Laut einem geleakten Entwurf zur Novellierung des Erneuerbare-Energien-Gesetzes (EEG) plant das Bundeswirtschaftsministerium massive Einschnitte für neue Solarstromanlagen. Der Bundesverband Solarwirtschaft (BSW-Solar) stuft dies als Frontalangriff auf die Energiewende in Deutschland ein. Sollte der Gesetzesentwurf in der vorliegenden Fassung umgesetzt werden, wären zehntausende Arbeitsplätze in der Solarbranche ebenso gefährdet wie das Erreichen der Klimaziele. Die Solarbranche appelliert an Bundeswirtschaftsministerin Katherina Reiche, von den Plänen Abstand zu nehmen, da diese nicht vom Koalitionsvertrag gedeckt sind.
Wird der PV‑Boom gestoppt?
Aus dem geleakten Referentenentwurf geht hervor, dass die Förderung neuer privater Solarstromanlagen komplett gestrichen werden soll. Selbst Betreiber neuer Photovoltaik-Kleinanlagen sollen ihren in das öffentliche Stromnetz eingespeisten Solarstrom künftig zudem direkt an der Strombörse vermarkten müssen.

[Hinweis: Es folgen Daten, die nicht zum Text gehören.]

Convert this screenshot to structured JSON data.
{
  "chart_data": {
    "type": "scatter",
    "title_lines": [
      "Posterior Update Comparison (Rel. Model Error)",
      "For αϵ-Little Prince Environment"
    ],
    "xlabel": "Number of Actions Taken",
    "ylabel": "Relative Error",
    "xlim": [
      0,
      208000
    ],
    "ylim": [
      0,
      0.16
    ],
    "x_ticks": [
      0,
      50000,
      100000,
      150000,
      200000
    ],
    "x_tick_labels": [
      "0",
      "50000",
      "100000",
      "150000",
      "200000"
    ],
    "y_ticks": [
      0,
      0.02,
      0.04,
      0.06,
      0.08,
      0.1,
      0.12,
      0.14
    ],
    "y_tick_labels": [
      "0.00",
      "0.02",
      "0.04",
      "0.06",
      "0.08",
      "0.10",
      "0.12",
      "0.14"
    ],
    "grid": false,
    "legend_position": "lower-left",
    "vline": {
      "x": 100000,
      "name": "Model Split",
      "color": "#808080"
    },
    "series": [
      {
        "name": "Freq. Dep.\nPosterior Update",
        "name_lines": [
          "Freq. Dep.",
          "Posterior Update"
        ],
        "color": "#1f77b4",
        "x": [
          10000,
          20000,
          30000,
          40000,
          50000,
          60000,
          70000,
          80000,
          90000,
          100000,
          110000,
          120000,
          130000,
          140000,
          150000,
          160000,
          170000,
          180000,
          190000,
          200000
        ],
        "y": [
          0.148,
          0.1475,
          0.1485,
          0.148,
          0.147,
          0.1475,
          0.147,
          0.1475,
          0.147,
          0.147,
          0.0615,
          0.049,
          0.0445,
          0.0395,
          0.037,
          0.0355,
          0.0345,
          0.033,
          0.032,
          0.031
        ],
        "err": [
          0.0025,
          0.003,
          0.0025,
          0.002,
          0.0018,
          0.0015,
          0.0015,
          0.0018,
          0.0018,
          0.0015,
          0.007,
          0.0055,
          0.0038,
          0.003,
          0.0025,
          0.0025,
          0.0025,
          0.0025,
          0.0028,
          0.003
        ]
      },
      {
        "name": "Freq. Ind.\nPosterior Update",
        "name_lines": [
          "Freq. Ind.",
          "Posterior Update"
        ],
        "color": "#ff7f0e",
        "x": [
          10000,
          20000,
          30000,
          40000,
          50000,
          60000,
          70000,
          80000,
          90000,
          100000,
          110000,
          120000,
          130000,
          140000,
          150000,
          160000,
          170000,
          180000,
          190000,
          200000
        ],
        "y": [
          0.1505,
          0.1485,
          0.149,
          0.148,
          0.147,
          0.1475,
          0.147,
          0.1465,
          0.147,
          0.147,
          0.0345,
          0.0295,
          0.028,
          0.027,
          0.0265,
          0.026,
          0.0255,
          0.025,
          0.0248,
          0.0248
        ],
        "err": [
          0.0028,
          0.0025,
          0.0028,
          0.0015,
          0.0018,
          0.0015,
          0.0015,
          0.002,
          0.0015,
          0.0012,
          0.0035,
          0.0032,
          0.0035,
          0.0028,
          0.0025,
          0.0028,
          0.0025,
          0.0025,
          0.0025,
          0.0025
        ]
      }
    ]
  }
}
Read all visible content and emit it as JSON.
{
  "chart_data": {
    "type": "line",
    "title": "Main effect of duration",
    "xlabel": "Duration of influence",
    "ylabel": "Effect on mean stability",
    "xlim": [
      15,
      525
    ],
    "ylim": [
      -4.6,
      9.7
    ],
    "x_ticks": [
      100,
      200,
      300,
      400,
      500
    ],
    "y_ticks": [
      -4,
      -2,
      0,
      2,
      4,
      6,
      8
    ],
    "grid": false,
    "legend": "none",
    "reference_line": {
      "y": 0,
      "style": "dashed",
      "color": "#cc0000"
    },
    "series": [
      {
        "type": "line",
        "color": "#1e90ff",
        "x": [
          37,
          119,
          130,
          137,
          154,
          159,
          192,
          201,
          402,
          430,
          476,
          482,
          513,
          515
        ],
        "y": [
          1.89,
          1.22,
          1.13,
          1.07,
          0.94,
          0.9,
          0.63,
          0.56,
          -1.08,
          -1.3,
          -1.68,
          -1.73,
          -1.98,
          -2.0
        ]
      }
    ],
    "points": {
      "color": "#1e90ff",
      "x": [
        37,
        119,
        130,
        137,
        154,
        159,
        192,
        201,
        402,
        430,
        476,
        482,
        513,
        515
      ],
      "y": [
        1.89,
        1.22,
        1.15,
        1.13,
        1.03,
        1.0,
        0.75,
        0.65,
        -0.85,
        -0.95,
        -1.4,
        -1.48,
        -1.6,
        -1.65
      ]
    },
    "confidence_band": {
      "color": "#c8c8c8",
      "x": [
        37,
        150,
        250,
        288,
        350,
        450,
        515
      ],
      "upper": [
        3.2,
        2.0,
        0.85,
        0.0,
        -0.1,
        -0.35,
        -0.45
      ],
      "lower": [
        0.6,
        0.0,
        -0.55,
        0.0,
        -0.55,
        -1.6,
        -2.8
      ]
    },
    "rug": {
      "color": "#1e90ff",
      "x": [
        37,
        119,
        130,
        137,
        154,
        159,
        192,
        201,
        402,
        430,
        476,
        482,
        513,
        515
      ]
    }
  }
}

Sollten diese Maßnahmen tatsächlich umgesetzt werden, dürfte die Errichtung neuer Solarstromanlagen auf privaten Gebäuden weitgehend zum Erliegen kommen. Laut einer Umfrage des Marktforschungsunternehmens YouGov im Auftrag des BSW-Solar unter 1.048 Immobilienbesitzern würden sich nur noch 40 Prozent der Befragten eine Dachanlage anschaffen, wenn die Förderung weitgehend oder ganz gestrichen würde. Die Einschnitte treffen auf eine ohnehin in den letzten zwei Jahren stark rückläufige PV-Nachfrage im Heimsegment. Während 2023 noch PV-Dächer mit einer Leistung von rund 8 GW neu installiert wurden, waren es 2025 nur noch rund 5 GW.
Neue EEG‑Pläne könnten den Ausbau abwürgen
„Die Abschaffung der EEG-Vergütung und der Zwang zur Direktvermarktung würden die Bürger-Energiewende zum Erliegen bringen“, sagt Carsten Körnig, Hauptgeschäftsführer des BSW-Solar. Die EEG-Einspeisevergütung sei für die meisten neuen Solaranlagenbetreiber nach wie vor zwingend notwendig, um eine ausreichende Rentabilität zu gewährleisten. Ein Förderstopp für Solaranlagen widerspricht zudem dem Wählerwillen. Eine deutliche Mehrheit von rund 78 Prozent der Bevölkerung wünscht sich, dass die Bundesregierung den Ausbau der Solarenergie beschleunigt oder auf aktuellem Niveau weiterführt. Unter Anhängern der Union sind es einer YouGov-Umfrage im Auftrag des BSW-Solar zufolge sogar rund 86 Prozent.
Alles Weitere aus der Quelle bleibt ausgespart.